El 16 de julio, más de un mes después del crimen, el Banco Macro entregó una prueba clave en la causa, al menos para Sergio, un video de cámara de seguridad. El 10 de junio por la mañana, mientras su hijastra era asesinada, Opatowski subía una escalera mecánica en una sucursal para cobrar su pensión.
El juicio llegó en 2015, declaró como testigo, no como imputado. Se mostró distante de su familia, una distancia prudente.
Lo encontré en el cuarto piso de los tribunales de Talcahuano. Había hablado con él a lo largo de los años, tenía todavía sus lentes de sol y su cigarrillo.
“Lamentablemente, no puedo acompañar a mi mujer en el Tribunal. Lo estoy viendo por televisión. Si soy testigo, no puedo estar. Tengo que declarar, ahí si voy a poder. Y esto es doloroso, muy, muy doloroso. La voy llevando como puedo, pero no sé”, dijo. “Estoy hecho pelota, hablar en el juicio es revolver todo otra vez”.

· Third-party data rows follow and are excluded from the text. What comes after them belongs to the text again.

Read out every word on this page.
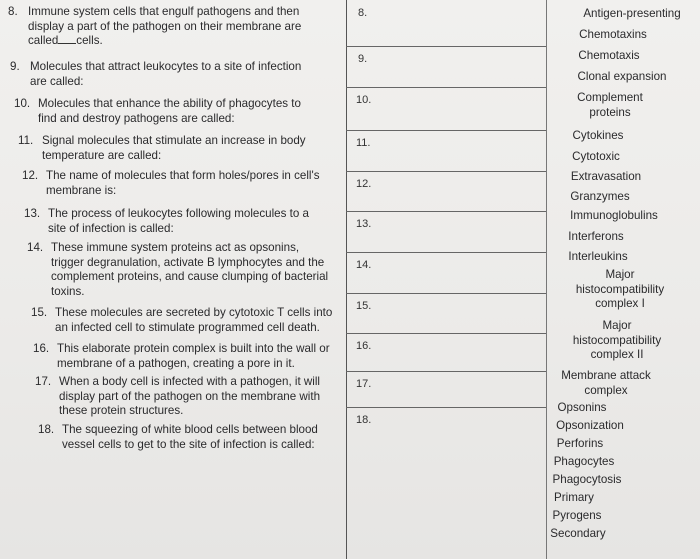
8. Immune system cells that engulf pathogens and then
display a part of the pathogen on their membrane are
called cells.
9. Molecules that attract leukocytes to a site of infection
are called:
10. Molecules that enhance the ability of phagocytes to
find and destroy pathogens are called:
11. Signal molecules that stimulate an increase in body
temperature are called:
12. The name of molecules that form holes/pores in cell's
membrane is:
13. The process of leukocytes following molecules to a
site of infection is called:
14. These immune system proteins act as opsonins,
trigger degranulation, activate B lymphocytes and the
complement proteins, and cause clumping of bacterial
toxins.
15. These molecules are secreted by cytotoxic T cells into
an infected cell to stimulate programmed cell death.
16. This elaborate protein complex is built into the wall or
membrane of a pathogen, creating a pore in it.
17. When a body cell is infected with a pathogen, it will
display part of the pathogen on the membrane with
these protein structures.
18. The squeezing of white blood cells between blood
vessel cells to get to the site of infection is called:
8.
9.
10.
11.
12.
13.
14.
15.
16.
17.
18.
Antigen-presenting
Chemotaxins
Chemotaxis
Clonal expansion
Complement
proteins
Cytokines
Cytotoxic
Extravasation
Granzymes
Immunoglobulins
Interferons
Interleukins
Major
histocompatibility
complex I
Major
histocompatibility
complex II
Membrane attack
complex
Opsonins
Opsonization
Perforins
Phagocytes
Phagocytosis
Primary
Pyrogens
Secondary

Después se puso a llorar. Un grupo de periodistas lo persiguió a la salida.
El 15 de julio de 2015, después de cuatro meses de audiencias y 120 testigos, Mangeri fue condenado a prisión perpetua por el femicidio de Ángeles. Sergio no fue a Tribunales, decidió no estar. Lo llamé por teléfono.
“La cadena perpetua no cambia nada. Sigo con el dolor de no tener a ‘Mumi’. Yo estoy del lado de afuera. Lo importante es que estén la mamá y el papá de Ángeles", dijo.
-¿Por qué? Tu lugar es con tu familia.
-Los medios me dieron con un caño, sin justificación. Se dijeron muchas cosas que no son. Sin rencor te digo esto. Nunca hubo un reconocimiento, un ‘nos equivocamos’. Existió el silencio. Y el silencio otorga. Yo sé quién soy y sé bien todo lo que amé a esa criatura.
Para ese entonces, el país que lo incriminó por nada todavía le debía una disculpa. “No importa”, dijo, “no importa”.
“Me hicieron mierda”.
Esa fue su última entrevista. Nunca más volvió a hablar. Opatowski luego desapareció del ojo público. Hoy tiene 61 años.